Sinop’ta, içerisinde Kral Midridat’ın mezarı ile ’Yedi Kuyular’ adlı mağaranın da olduğuna inanılan 3 bin yıllık tünellerin turizme açılmasının yolları ve tünellerin son durumu hakkında Sinop Kültür ve Turizm Müdürü Hikmet Tosun konuştu.

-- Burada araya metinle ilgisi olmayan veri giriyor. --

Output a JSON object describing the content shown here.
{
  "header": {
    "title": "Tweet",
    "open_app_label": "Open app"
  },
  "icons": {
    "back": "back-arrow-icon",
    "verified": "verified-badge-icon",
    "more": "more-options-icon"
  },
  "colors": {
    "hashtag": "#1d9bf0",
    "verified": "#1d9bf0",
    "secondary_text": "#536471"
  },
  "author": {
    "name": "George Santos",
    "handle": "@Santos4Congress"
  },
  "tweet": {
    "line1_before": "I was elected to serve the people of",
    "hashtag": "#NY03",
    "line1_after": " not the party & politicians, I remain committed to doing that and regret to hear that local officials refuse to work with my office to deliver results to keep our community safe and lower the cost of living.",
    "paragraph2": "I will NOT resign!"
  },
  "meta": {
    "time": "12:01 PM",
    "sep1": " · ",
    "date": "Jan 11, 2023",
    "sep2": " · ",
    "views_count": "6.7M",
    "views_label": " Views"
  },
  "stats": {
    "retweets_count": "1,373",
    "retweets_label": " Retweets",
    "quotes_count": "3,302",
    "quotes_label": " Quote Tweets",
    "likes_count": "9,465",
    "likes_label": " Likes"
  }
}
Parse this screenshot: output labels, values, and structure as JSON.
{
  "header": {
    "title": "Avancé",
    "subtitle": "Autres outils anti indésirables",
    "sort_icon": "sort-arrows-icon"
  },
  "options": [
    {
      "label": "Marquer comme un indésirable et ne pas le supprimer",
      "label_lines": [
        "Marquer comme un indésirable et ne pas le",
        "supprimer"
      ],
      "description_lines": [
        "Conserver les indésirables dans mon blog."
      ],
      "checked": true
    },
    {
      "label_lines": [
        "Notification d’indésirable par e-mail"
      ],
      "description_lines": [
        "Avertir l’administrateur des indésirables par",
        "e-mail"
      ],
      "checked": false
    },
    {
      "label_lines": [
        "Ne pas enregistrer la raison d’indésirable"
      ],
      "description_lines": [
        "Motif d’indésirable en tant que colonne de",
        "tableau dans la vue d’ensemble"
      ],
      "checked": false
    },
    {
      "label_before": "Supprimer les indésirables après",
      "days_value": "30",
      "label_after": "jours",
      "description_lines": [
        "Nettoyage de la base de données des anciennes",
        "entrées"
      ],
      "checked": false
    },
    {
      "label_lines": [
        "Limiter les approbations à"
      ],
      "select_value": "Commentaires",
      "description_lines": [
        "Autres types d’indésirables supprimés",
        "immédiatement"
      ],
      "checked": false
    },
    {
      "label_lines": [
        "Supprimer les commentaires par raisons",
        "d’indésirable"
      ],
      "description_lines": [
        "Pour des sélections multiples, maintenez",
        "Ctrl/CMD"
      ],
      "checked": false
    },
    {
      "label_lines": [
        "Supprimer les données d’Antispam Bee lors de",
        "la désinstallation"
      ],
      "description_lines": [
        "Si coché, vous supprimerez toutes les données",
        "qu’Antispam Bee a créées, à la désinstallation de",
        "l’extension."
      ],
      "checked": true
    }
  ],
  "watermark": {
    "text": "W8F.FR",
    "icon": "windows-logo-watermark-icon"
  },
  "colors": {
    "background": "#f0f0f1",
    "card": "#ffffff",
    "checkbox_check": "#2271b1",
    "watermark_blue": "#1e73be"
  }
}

Tarihi ve doğal güzellikleri ile ’Karadeniz’in incisi’ olarak adlandırılan Sinop’un yer altı tarihi zenginliği gizemini koruyor. Zaman geçtikçe yeni tünellerin keşfedildiği yer altının tam bir kültürel mirasa ev sahipliği yaptığı Sinop’ta gizemini korumaya devam eden yeraltı tünellerinin turizme kazandırılmasını uzun zamandır isteniyordu. Araştırmalar ve çalışmalar devam ederken konu ile ilgili açıklama yapan Hikmet Tosun, "Bundan 10 yıl önce 2010 yıllarında öğretmen okulunun bahçesinde büyük bir potern giriş çıkış kapısı gördük, daha sonra içeriye girip dolaştık. Daha sonra eski hastanenin inşaatı sırasında yine potern ve yer altında labirentler oluşan yeraltı tünellerine tanık olduk. Daha sonra bu tünellerin şehrin çok daha fazla kısmında hakim olduğunu gördük. O tünellerin varlığından haberdar olduk. Özellikle antik dönemde denize tünellerle giriliyor tünellerden denize inildiğini biliyoruz. Tabii şehir yapılaşmış oldukça fazla yapı var hem de kamu binaları var kent merkezinde dolayısıyla bu tünelleri bu yapıların temelleri yollarını kesiyor. Hastanenin oradan yürümeye başladık ve kapalı spor salonu doğrultusunda indik gördük ki kapalı spor salonu yolu kesiyor. Binaların temelleri tünelleri kesiyor. O yüzden bu tünelleri sağlıklı bir şekilde turizme açmak çok zor yani şehri kaldırmamız lazım, şehrin temel duvarlarını kaldırmamız lazım ve bu da çok zor. Özellikle büyük kamu binaları kesiyor tünel yollarını. Yani onun için tüneller çok sağlıklı değil belki birkaç tüneli birbirine bağlayabilirsiniz 20-30 metre gidebiliyorsunuz ama yine dönmek zorunda kalıyorsunuz. Bu tünellerin 75 cm genişliğinde, bazı yerleri 1 metre genişliğinde, bir adam yüksekliğinde nefes alamayacağımız çok zor bu yollar. Yeraltı şehri gibi turizme açılamaz. Öyle bir yapı yok çünkü sadece bir koridor açılmış böyle gidiyor. Dolayısıyla çok fazla insanın gidip de ulaşabileceği bir yerler değiller. O bakımdan binalarının temellerinin kesmesi hem de çok geniş labirentler olmamaları turizme açılmaları için çok büyük bir engel teşkil ediyor. Bana göre çok ileri ki yıllarda şehir değişir durum değişir onu bilemem ama bugünün tekniği ile bugün teknolojisi ile konuşacak olursak tünelleri turizme kazandırmak oldukça zor" dedi.